24. In the present case, it is undisputed that the suit premises is situated within the territorial jurisdiction of the Dwarka Courts and that substantial parts of the cause of action arose therein. Further, the Appellant had approached the Dwarka Courts at the earlier stage by filing the Section 34 petition. Additionally, the Respondent itself invoked the jurisdiction of the Dwarka Courts by filing an application under Section 29A(3) seeking extension of time for making the Award. Such conduct amounts to a clear submission to the jurisdiction of the Dwarka Courts and attracts the bar under Section 42.

25. The object of Section 42 is to avoid multiplicity of proceedings and conflicting decisions by ensuring that all applications arising out of an arbitration agreement are decided by one court alone. The dismissal of the Section 34 petition on a hyper-technical view of territorial jurisdiction defeats this legislative intent and results in unnecessary prolongation of arbitral litigation, contrary to the fundamental objectives of the A&C Act.

26. In light of the aforesaid discussion, this Court is of the considered opinion that the learned District Judge erred in law in holding that the Dwarka Courts lacked territorial jurisdiction to entertain the Section 34 petition.

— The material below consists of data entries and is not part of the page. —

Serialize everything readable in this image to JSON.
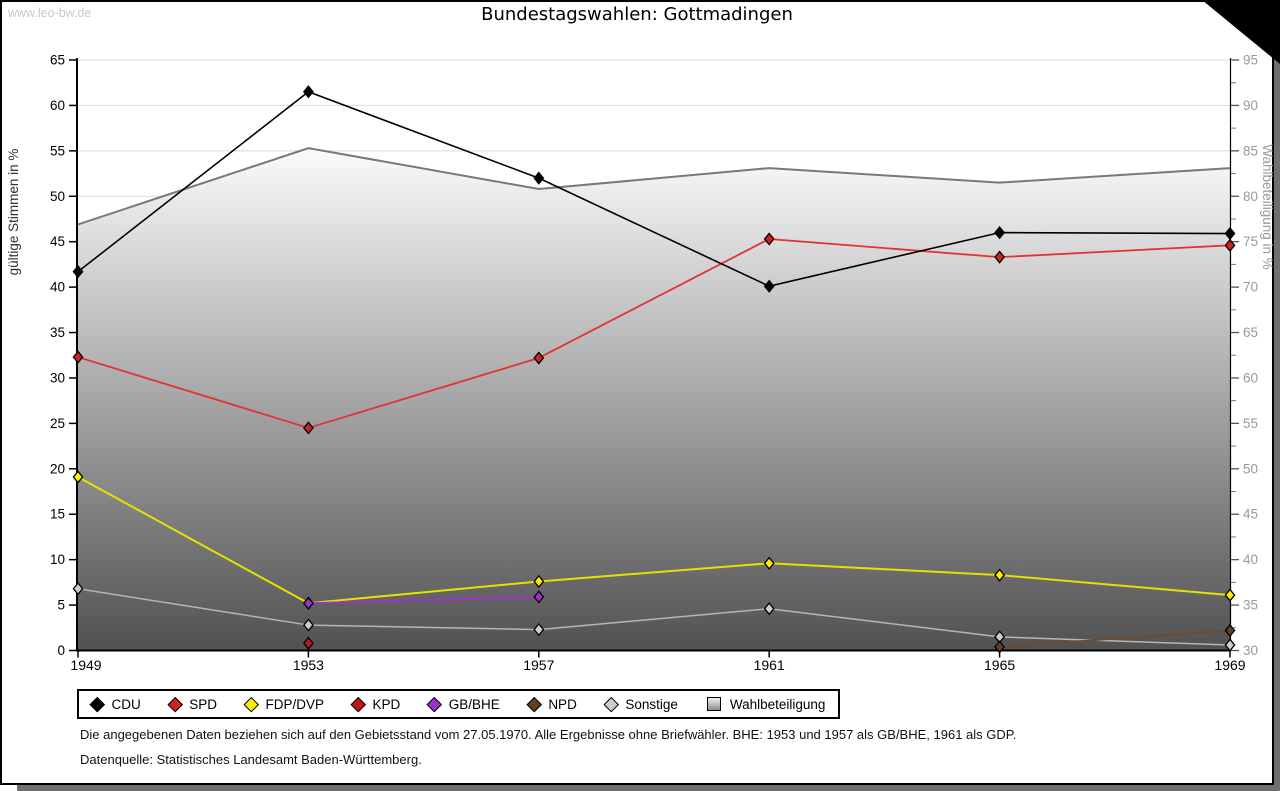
{
  "watermark": "www.leo-bw.de",
  "title": "Bundestagswahlen: Gottmadingen",
  "chart_data": {
    "type": "line",
    "title": "Bundestagswahlen: Gottmadingen",
    "x": [
      1949,
      1953,
      1957,
      1961,
      1965,
      1969
    ],
    "y_left": {
      "label": "gültige Stimmen in %",
      "min": 0,
      "max": 65,
      "tick_step": 5
    },
    "y_right": {
      "label": "Wahlbeteiligung in %",
      "min": 30,
      "max": 95,
      "tick_step": 5
    },
    "grid": true,
    "legend_position": "bottom",
    "series": [
      {
        "name": "CDU",
        "axis": "left",
        "type": "line",
        "legend_marker": "diamond",
        "color": "#000000",
        "marker_color": "#000000",
        "values": [
          41.7,
          61.5,
          52.0,
          40.1,
          46.0,
          45.9
        ]
      },
      {
        "name": "SPD",
        "axis": "left",
        "type": "line",
        "legend_marker": "diamond",
        "color": "#e23232",
        "marker_color": "#cc2222",
        "values": [
          32.3,
          24.5,
          32.2,
          45.3,
          43.3,
          44.6
        ]
      },
      {
        "name": "FDP/DVP",
        "axis": "left",
        "type": "line",
        "legend_marker": "diamond",
        "color": "#e3e300",
        "marker_color": "#ffee00",
        "values": [
          19.1,
          5.2,
          7.6,
          9.6,
          8.3,
          6.1
        ]
      },
      {
        "name": "KPD",
        "axis": "left",
        "type": "line",
        "legend_marker": "diamond",
        "color": "#c01515",
        "marker_color": "#c01515",
        "values": [
          null,
          0.8,
          null,
          null,
          null,
          null
        ]
      },
      {
        "name": "GB/BHE",
        "axis": "left",
        "type": "line",
        "legend_marker": "diamond",
        "color": "#9933cc",
        "marker_color": "#9933cc",
        "values": [
          null,
          5.2,
          5.9,
          null,
          null,
          null
        ]
      },
      {
        "name": "NPD",
        "axis": "left",
        "type": "line",
        "legend_marker": "diamond",
        "color": "#6f4a2a",
        "marker_color": "#5f4023",
        "values": [
          null,
          null,
          null,
          null,
          0.4,
          2.2
        ]
      },
      {
        "name": "Sonstige",
        "axis": "left",
        "type": "line",
        "legend_marker": "diamond",
        "color": "#b5b5b5",
        "marker_color": "#cdcdcd",
        "values": [
          6.8,
          2.8,
          2.3,
          4.6,
          1.5,
          0.6
        ]
      },
      {
        "name": "Wahlbeteiligung",
        "axis": "right",
        "type": "area",
        "legend_marker": "square",
        "color": "#787878",
        "marker_color": "#bbbbbb",
        "values": [
          76.9,
          85.3,
          80.8,
          83.1,
          81.5,
          83.1
        ]
      }
    ]
  },
  "footnotes": {
    "line1": "Die angegebenen Daten beziehen sich auf den Gebietsstand vom 27.05.1970. Alle Ergebnisse ohne Briefwähler. BHE: 1953 und 1957 als GB/BHE, 1961 als GDP.",
    "line2": "Datenquelle: Statistisches Landesamt Baden-Württemberg."
  }
}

The Impugned Order, therefore, cannot be sustained, having been passed on an erroneous interpretation of the law relating to seat and venue of arbitration and the applicability of Section 42.

CONCLUSION:

27. In view of the foregoing discussion and for the reasons recorded hereinabove, we are of the considered view that the Impugned Judgment passed by the learned District Judge is liable to be set aside.

28. Accordingly, the present Appeal is allowed.

29. The learned District Court, Dwarka is directed to decide the matter afresh on merits, strictly in accordance with law and uninfluenced by any observations contained in this judgment.

30. The parties, through their counsel, are directed to appear before the learned District Court, Dwarka on 05.02.2026.

31. The present Appeal stands disposed of in the above terms.